Editorial: It’s time to move on managed care
Tuesday, Sept. 1, 1998 | 9:55 a.m.
THE Senate returned to work Monday after its summer recess and the House comes back next week to face a number of important -- and unresolved -- issues. Reforming managed health care tops the list.
As it stands now, patients are at the mercy of their health plans, often with little or no recourse to question whether their HMO is giving them sound medical care. Managed care was intended to reduce costs and provide quality care, but along the way medical care has become a distant second to the first priority -- pursuit of profits.

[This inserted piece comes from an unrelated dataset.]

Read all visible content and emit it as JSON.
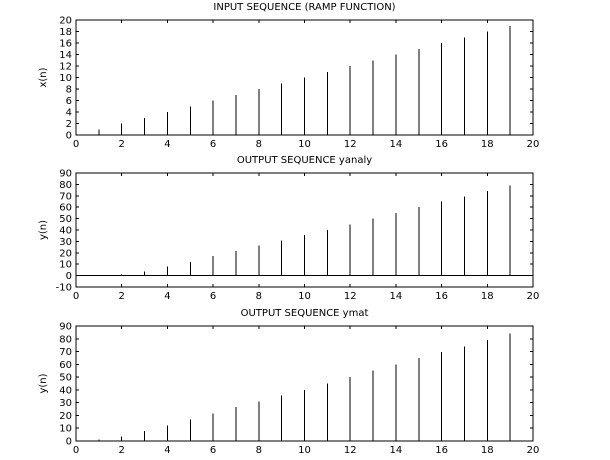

Senate Democrats have offered a reasonable plan that will restore some balance again by placing limits on health plans that restrict patient choices to cut costs. The Democratic plan would let patients appeal denials to an independent panel, allow better access to specialists and guarantee coverage of emergency room visits even if a patient's reasonable fears later turn out to be unfounded. A key provision of the bill also would give patients the right to sue for actual and punitive damages if benefits are denied unfairly.
Just before it took its break, the House passed a plan that embraced some of the Democratic proposals. It was a major improvement on what little Senate Republicans are offering, but it falls far short of what is needed. Sorely missing from the House Republican plan is the ability for patients to sue their health plans.
There is no reason why managed care should be the only industry exempt from damages they inflict upon consumers. President Clinton has done the right thing in vowing to veto the House Republican plan because it doesn't go far enough in protecting patients' rights.
With November's general elections right around the corner, Republicans have already started blaming Clinton for the failure of Congress to act on critical issues, such as managed care reform. The Republican leadership is suggesting he hasn't been in Washington enough and has been distracted by the Monica Lewinsky scandal. "The president has been absent without leave all year," Rep. John Boehner, R-Ohio, told USA Today.
That's a cop-out. Earlier this year Congress had ample time to address these issues but decided to stall, fearing that passing managed care reform might hurt HMOs -- big contributors to GOP campaigns. The fact that Republicans are playing the blame game already, with several weeks still to go before they adjourn in early October, shows that they are not serious about enacting reform.
If the GOP-controlled Congress blows this golden opportunity to pass significant reforms, the real losers will be the millions of Americans who will continue to be held hostage to the whims of their health plans.